(25.11.1906 - 24.06.1962 )
“He who wants to, is able to do more than he can.”
Volfgangs Dārziņš was born in Riga on November 25, 1906, the son of composer Emīls Dārziņš. In addition to composing, he performed regularly as a
pianist, worked as a music critic and writer, taught music and was also interested in ethnomusicology. He graduated from the Latvian Conservatory, where he studied composition theory under Jāzeps Vītols (1924–1929) and piano under Bonifācija Roge and Nadežda Kārkliņa (1929–1934).
Dārziņš won five out of eight possible awards in the new choral compositions competition at the 8 th General Latvian Song Festival, for four arrangements of folk songs and his original composition “Birzēm rotāts” (Adorned by Birch Groves). Already as a student, he began writing about music for the Latvis newspaper and the Burtnieks, Mūzikas Apskats and Latvju Mēnešraksts periodicals. In 1934 he became the editor of the music section at the Rīts newspaper, and during the war he published articles in Tēvija. Dārziņš later also wrote for Latvian exile publications in Germany and the United States.
Having fled from Latvia as a refugee at the end of the Second World War, Dārziņš arrived in Berlin, then Ehingen on the banks of the Danube River, and eventually settled in Esslingen after the end of the war. He emigrated to the United States in 1950 and settled in Spokane, Washington, where he began teaching at the local conservatory and also played the organ and conducted the choir in the local Lutheran church. However, he soon abandoned those activities to focus on performing as a pianist. He did six large concert tours as a pianist between 1952 and 1956 for a total of about one hundred concerts, not counting smaller solo concerts. He performed Chopin, Beethoven, Scarlatti, Mozart, Schumann, Debussy and sometimes also his own compositions. According to musicologist Arnolds Klotiņš, “Dārziņš’ performance is characterised by great spiritual tension and the quelling of the sensual, sentimental side of music in favour of logically constructive expression and clarity.”

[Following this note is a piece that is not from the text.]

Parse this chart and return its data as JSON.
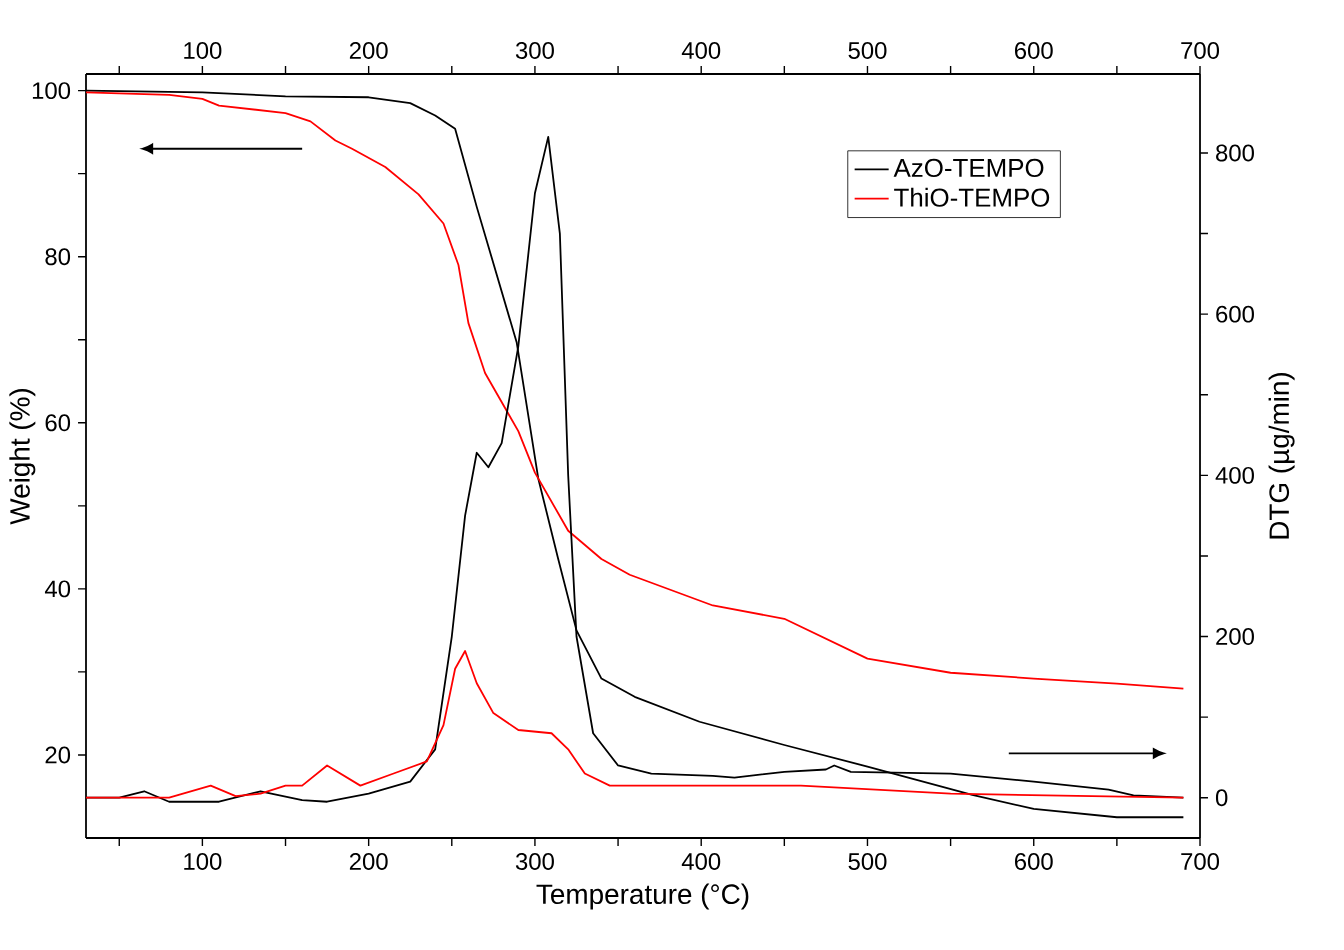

Dārziņš moved to Seattle in 1955, where he taught piano to graduates of the Music Department of the University of Washington (Seattle). During this period he performed only upon special invitation and generally only for audiences of music connoisseurs; he also served as a juror for a variety of American music competitions. He turned his attention to studying Latvian folk songs, as evidenced by his in-depth article “Latvju tautas melodiju veidi un īpatnības” (Types and Peculiarities of Latvian Folk Melodies, published in Vol. 11 of the 1956 “Copenhagen/Imanta” collection of Latvian dainas), which includes examples of 120 melodies and eight maps, as well as the many lectures he gave on the subject in the mid-1950s. Dārziņš’ compositions for piano and his arrangements of folk songs also reflect a strong influence from folk music, not in the form of quotations or allusions but at a much deeper level. Klotiņš again: “Apparently his goal was to intercept and recreate the tonal, and especially the metro-rhythmic and constructive, elements of Latvian folklore as well as in some cases the reconstruction of the archaic aesthetics of folk music.”

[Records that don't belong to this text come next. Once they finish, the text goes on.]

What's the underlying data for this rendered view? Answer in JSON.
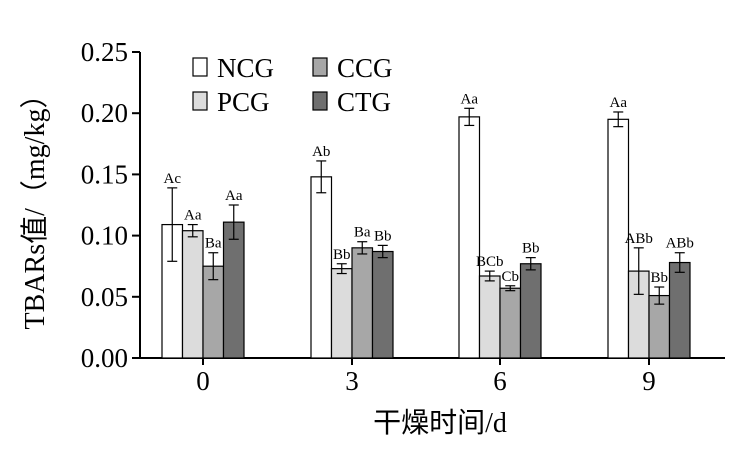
{
  "chart_data": {
    "type": "bar",
    "xlabel": "干燥时间/d",
    "ylabel": "TBARs值/（mg/kg）",
    "ylim": [
      0,
      0.25
    ],
    "yticks": [
      "0.00",
      "0.05",
      "0.10",
      "0.15",
      "0.20",
      "0.25"
    ],
    "categories": [
      "0",
      "3",
      "6",
      "9"
    ],
    "legend_placement": "top-left",
    "grid": false,
    "series": [
      {
        "name": "NCG",
        "color": "#ffffff",
        "values": [
          0.109,
          0.148,
          0.197,
          0.195
        ],
        "errors": [
          0.03,
          0.013,
          0.007,
          0.006
        ],
        "labels": [
          "Ac",
          "Ab",
          "Aa",
          "Aa"
        ]
      },
      {
        "name": "PCG",
        "color": "#dcdcdc",
        "values": [
          0.104,
          0.073,
          0.067,
          0.071
        ],
        "errors": [
          0.005,
          0.004,
          0.004,
          0.019
        ],
        "labels": [
          "Aa",
          "Bb",
          "BCb",
          "ABb"
        ]
      },
      {
        "name": "CCG",
        "color": "#a7a7a7",
        "values": [
          0.075,
          0.09,
          0.057,
          0.051
        ],
        "errors": [
          0.011,
          0.005,
          0.002,
          0.007
        ],
        "labels": [
          "Ba",
          "Ba",
          "Cb",
          "Bb"
        ]
      },
      {
        "name": "CTG",
        "color": "#6f6f6f",
        "values": [
          0.111,
          0.087,
          0.077,
          0.078
        ],
        "errors": [
          0.014,
          0.005,
          0.005,
          0.008
        ],
        "labels": [
          "Aa",
          "Bb",
          "Bb",
          "ABb"
        ]
      }
    ]
  }
}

Dārziņš’ post-war compositions were gradually published by Alfrēds Kalnājs’ publishing house in Chicago, and the composer himself participated in the typesetting process. All of his main compositions were published by 1962, and the most important of these were included the Dow Publishers, Inc. (New York) catalogue of new music in 1960. Dārziņš received the American Latvian Association’s Cultural Foundation Award in 1953 as well as its honorary award in 1962. After his death on June 24, 1962, the University of Washington established the Volfgangs Dārziņš Commemorative Foundation and organised several large commemorative concerts. Dārziņš was reinterred in the Mārtiņš Cemetery in Riga next to his father in 1999.
Dārziņš’ contribution to Latvian music is still not fully comprehended and appreciated. He is one of those rare composers who sought and found his own independent style in contrast to the tradition of romanticism founded by Jāzeps Vītols, in which the work of most post-war Latvian composers was rooted. Klotiņš has commented: “Whether consciously or not, in the post-war years Dārziņš took on a mission in the modern development of Latvian music that no other composer had previously undertaken nor, it seems, has done so since, at least in the genre of instrumental music. Namely, he took a step that has been taken by the musical cultures of certain other European nations, the benchmark of which was set by Béla Bartók in Hungary. This was a step away from using a relatively new, late folk lyricism towards the reinterpretation and development in an instrumental style of the formative, constructive and colouristic possibilities of an older stratum of folk music. In this respect, Dārziņš, like Bartók, also bid farewell to romanticism and moved towards neoclassical structures. These qualities, as well as the shift in emphasis from the vocal music so traditional to Latvians to the genre of instrumental music, made
Dārziņš’ musical legacy something thoroughly new and still not fully comprehended in the otherwise generally vocalised and emotionalised landscape of our music.”